Atari Environments

Installation

Note

I have not had any luck with installing this on Windows, unfortunately. It had some CMake issues, which I resolved, but then I ran into some dependency issues with libtorrent. I will add the steps for when I actually get around to figuring that mess out. Until then Linux it is!

All you need to do is run the following:

  • pip install gym[atari,accept-rom-license]

The reason for choosing this environment is because we are going to start looking at some seminal papers of RL. Starting with what I like to call

The Experience replay paper

I focus only on the pong environment for now.

Important takeaways from the paper are the following:

  1. All frames must be preprocessed before handling them. The preprocessing steps involved are:

    • To handle Atari environment’s flickering problem, store the max of every pixel between current & previous frame across RGB channels.

    • Convert to luma only.

    • Downscale to (84, 84)

    • The input to the agent will a batch of 4 frames of size (84, 84) resulting in a tensor of shape (84, 84, 4)

  2. Actions taken by the agent will be replicated for 4 frames.

3. An experience replay buffer must be implemented to account for the highly correlated samples, if taken from (say) one episode. This way, you could just randomly sample a batch of (say) 32 from this buffer. This will result in uncorrelated samples.

4. Two networks will be maintained, one for the agent & one for the target. The agent network’s weights will be updated every step, but the target network will be updated every ‘C’ steps. In my implementation, C was kept at 1000. This is done to avoid chasing a moving target.

  1. Epsilon annealing is implemented to decay smoothly from 0.9 to 0.01.

  2. Additionally, I made sure to create environment with *full_action_space*=False, which restricts the number of actions to 6.

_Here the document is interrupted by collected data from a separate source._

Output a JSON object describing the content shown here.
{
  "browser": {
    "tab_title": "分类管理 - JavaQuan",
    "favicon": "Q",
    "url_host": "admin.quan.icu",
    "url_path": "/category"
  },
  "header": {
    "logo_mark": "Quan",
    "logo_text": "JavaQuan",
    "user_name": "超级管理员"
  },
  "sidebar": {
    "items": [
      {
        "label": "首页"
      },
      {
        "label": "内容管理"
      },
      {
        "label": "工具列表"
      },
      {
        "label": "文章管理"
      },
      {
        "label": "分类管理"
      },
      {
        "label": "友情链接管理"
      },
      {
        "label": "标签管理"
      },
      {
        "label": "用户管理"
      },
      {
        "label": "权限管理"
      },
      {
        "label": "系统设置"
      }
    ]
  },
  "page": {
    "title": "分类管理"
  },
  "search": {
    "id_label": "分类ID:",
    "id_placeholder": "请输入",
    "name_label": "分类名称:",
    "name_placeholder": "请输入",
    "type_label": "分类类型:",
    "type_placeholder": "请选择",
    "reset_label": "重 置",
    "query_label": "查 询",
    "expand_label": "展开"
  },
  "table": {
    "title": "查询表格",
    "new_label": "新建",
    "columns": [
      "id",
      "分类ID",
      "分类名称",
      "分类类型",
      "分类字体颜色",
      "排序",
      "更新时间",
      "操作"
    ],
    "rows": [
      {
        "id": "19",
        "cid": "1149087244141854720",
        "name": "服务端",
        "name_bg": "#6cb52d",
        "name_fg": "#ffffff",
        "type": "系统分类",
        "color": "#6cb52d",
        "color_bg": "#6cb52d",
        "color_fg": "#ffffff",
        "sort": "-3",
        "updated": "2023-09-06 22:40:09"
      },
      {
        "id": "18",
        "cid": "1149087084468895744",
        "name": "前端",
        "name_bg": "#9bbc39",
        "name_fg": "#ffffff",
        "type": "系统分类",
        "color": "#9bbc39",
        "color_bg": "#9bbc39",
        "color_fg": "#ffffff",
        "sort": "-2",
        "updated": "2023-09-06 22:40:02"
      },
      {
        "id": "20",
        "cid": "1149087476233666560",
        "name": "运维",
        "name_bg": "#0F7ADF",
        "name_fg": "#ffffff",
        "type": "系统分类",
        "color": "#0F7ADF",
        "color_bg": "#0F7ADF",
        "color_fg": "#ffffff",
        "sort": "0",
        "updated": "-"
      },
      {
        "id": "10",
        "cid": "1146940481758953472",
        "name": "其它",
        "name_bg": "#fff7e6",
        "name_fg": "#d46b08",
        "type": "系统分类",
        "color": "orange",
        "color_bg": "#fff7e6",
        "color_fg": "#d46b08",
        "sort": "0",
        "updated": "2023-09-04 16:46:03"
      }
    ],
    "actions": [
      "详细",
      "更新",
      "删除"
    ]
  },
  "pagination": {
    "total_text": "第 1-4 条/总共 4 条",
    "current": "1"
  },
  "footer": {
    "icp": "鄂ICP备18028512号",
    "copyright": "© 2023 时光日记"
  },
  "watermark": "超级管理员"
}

env = gym.make("PongNoFrameskip-v4", full_action_space=False)

To avoid any unforseen crashes during training, I dump the learned model every 5000-10000 steps along with the replay buffer.

  • FYI, gym.Wrapper exists. So, you could inherit from this class & override implementations of important gym functions like step.

  • I modified the reward slightly: gym, by default, gives 0 reward for every step taken and +1 if the player wins & -1 if player loses.

  • I didn’t like this very much, since there is a chance of the agent learning to do nothing since all it receives is 0 until it wins. To encourage some exploration, I give a small negative reward(-0.2) for every action taken & +5 if agent wins, while -5 if agent loses.